La prova del nove è che il confronto non regge soprattutto col film cool berlinese per eccellenza degli ultimi anni, Victoria (2015) di Sebastian Schipper .
Questo Berlin Alexanderplatz è poco più di un Tatort, tanto da prestarsi a uno spacchettamento televisivo da canale generalista.
Il Franz Biberkopf della tarda era Merkel grida al mondo “Ich bin Deutschland” al culmine della sua carriera criminale, ma questo messaggio dirompente si sfrangia in una retorica dell’assimilazione che puzza addirittura di Gastarbeiter.
Franz pecca e soffre, anche fisicamente, paga il suo debito con la giustizia e alla fine è fuori, vestito di tutto punto, con lo sguardo alla palla da discoteca della torre della televisione come per dire grazie, ce l’ho fatta, ora sono uno come gli altri. Deutschland, davvero.

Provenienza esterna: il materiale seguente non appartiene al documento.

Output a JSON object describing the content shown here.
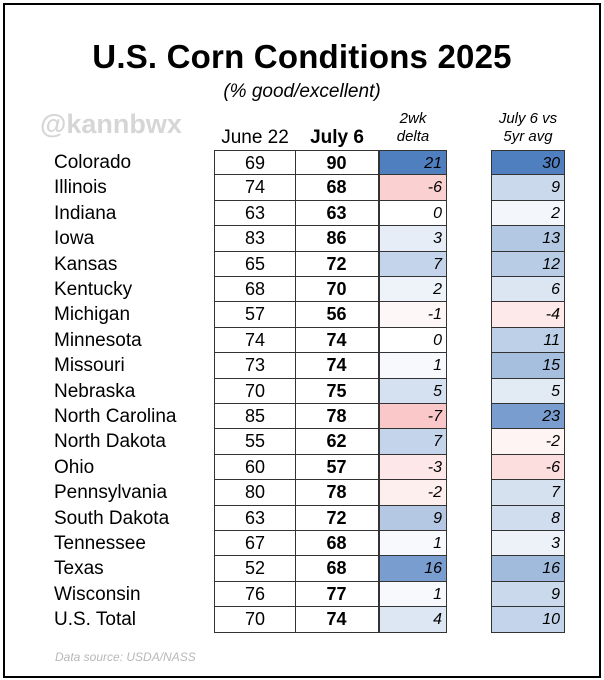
{
  "title": "U.S. Corn Conditions 2025",
  "subtitle": "(% good/excellent)",
  "watermark": "@kannbwx",
  "source": "Data source: USDA/NASS",
  "headers": {
    "june": "June 22",
    "july": "July 6",
    "delta_line1": "2wk",
    "delta_line2": "delta",
    "avg_line1": "July 6 vs",
    "avg_line2": "5yr avg"
  },
  "colors": {
    "positive_max": "#4f7fbf",
    "negative_max": "#f0595c",
    "neutral": "#ffffff"
  },
  "scale": {
    "delta_max": 21,
    "avg_max": 30
  },
  "chart_data": {
    "type": "table",
    "title": "U.S. Corn Conditions 2025",
    "subtitle": "(% good/excellent)",
    "columns": [
      "June 22",
      "July 6",
      "2wk delta",
      "July 6 vs 5yr avg"
    ],
    "rows": [
      {
        "state": "Colorado",
        "june22": "69",
        "july6": "90",
        "delta": "21",
        "vs5yr": "30"
      },
      {
        "state": "Illinois",
        "june22": "74",
        "july6": "68",
        "delta": "-6",
        "vs5yr": "9"
      },
      {
        "state": "Indiana",
        "june22": "63",
        "july6": "63",
        "delta": "0",
        "vs5yr": "2"
      },
      {
        "state": "Iowa",
        "june22": "83",
        "july6": "86",
        "delta": "3",
        "vs5yr": "13"
      },
      {
        "state": "Kansas",
        "june22": "65",
        "july6": "72",
        "delta": "7",
        "vs5yr": "12"
      },
      {
        "state": "Kentucky",
        "june22": "68",
        "july6": "70",
        "delta": "2",
        "vs5yr": "6"
      },
      {
        "state": "Michigan",
        "june22": "57",
        "july6": "56",
        "delta": "-1",
        "vs5yr": "-4"
      },
      {
        "state": "Minnesota",
        "june22": "74",
        "july6": "74",
        "delta": "0",
        "vs5yr": "11"
      },
      {
        "state": "Missouri",
        "june22": "73",
        "july6": "74",
        "delta": "1",
        "vs5yr": "15"
      },
      {
        "state": "Nebraska",
        "june22": "70",
        "july6": "75",
        "delta": "5",
        "vs5yr": "5"
      },
      {
        "state": "North Carolina",
        "june22": "85",
        "july6": "78",
        "delta": "-7",
        "vs5yr": "23"
      },
      {
        "state": "North Dakota",
        "june22": "55",
        "july6": "62",
        "delta": "7",
        "vs5yr": "-2"
      },
      {
        "state": "Ohio",
        "june22": "60",
        "july6": "57",
        "delta": "-3",
        "vs5yr": "-6"
      },
      {
        "state": "Pennsylvania",
        "june22": "80",
        "july6": "78",
        "delta": "-2",
        "vs5yr": "7"
      },
      {
        "state": "South Dakota",
        "june22": "63",
        "july6": "72",
        "delta": "9",
        "vs5yr": "8"
      },
      {
        "state": "Tennessee",
        "june22": "67",
        "july6": "68",
        "delta": "1",
        "vs5yr": "3"
      },
      {
        "state": "Texas",
        "june22": "52",
        "july6": "68",
        "delta": "16",
        "vs5yr": "16"
      },
      {
        "state": "Wisconsin",
        "june22": "76",
        "july6": "77",
        "delta": "1",
        "vs5yr": "9"
      },
      {
        "state": "U.S. Total",
        "june22": "70",
        "july6": "74",
        "delta": "4",
        "vs5yr": "10"
      }
    ]
  }
}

Tra le macchiette stereotipate che affollano la pellicola spicca solo Reinhold, l’antagonista, che Albrecht Schuch riesce a caratterizzare con un solo gesto posturale: un braccio storto appoggiato al fianco, che rende il personaggio plasticamente sbilenco. Le tre ore passano per merito suo.

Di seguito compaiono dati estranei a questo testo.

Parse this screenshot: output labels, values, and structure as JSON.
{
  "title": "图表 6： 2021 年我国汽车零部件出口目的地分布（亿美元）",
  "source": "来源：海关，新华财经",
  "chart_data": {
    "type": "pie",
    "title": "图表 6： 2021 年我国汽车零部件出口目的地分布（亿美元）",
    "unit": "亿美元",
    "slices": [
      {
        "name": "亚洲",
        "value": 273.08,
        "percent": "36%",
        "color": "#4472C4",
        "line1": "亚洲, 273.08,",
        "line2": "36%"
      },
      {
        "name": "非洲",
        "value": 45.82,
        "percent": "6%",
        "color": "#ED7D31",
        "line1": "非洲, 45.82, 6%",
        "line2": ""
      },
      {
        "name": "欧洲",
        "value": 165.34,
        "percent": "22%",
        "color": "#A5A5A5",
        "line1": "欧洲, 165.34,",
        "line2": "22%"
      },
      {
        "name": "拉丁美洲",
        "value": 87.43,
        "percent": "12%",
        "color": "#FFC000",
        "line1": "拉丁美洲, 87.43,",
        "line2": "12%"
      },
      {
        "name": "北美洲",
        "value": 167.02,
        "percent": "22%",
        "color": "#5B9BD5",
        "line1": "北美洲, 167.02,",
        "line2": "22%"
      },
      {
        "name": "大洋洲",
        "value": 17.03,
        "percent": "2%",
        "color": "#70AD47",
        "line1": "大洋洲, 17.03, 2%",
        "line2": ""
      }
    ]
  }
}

Qurbani sta pianificando una trilogia sui colori della bandiera tedesca. Un’impresa ancora più ambiziosa che va a scomodare Kieślowski. L’ultimo film sullo “stato della nazione” tedesca risale al 2009, il collettaneo Deutschland 09, senza dubbio meritevole di un aggiornamento.
Certo, Kieślowski s’ispirò al tricolore francese da polacco apolide per raccontare la natura umana. A Qurbani potrebbe mancare il giusto distacco, quello che ti fa dimenticare le regole.
In questo mansueto Berlin Alexanderplatz le regole del gioco sono rispettate dalla prima all’ultima.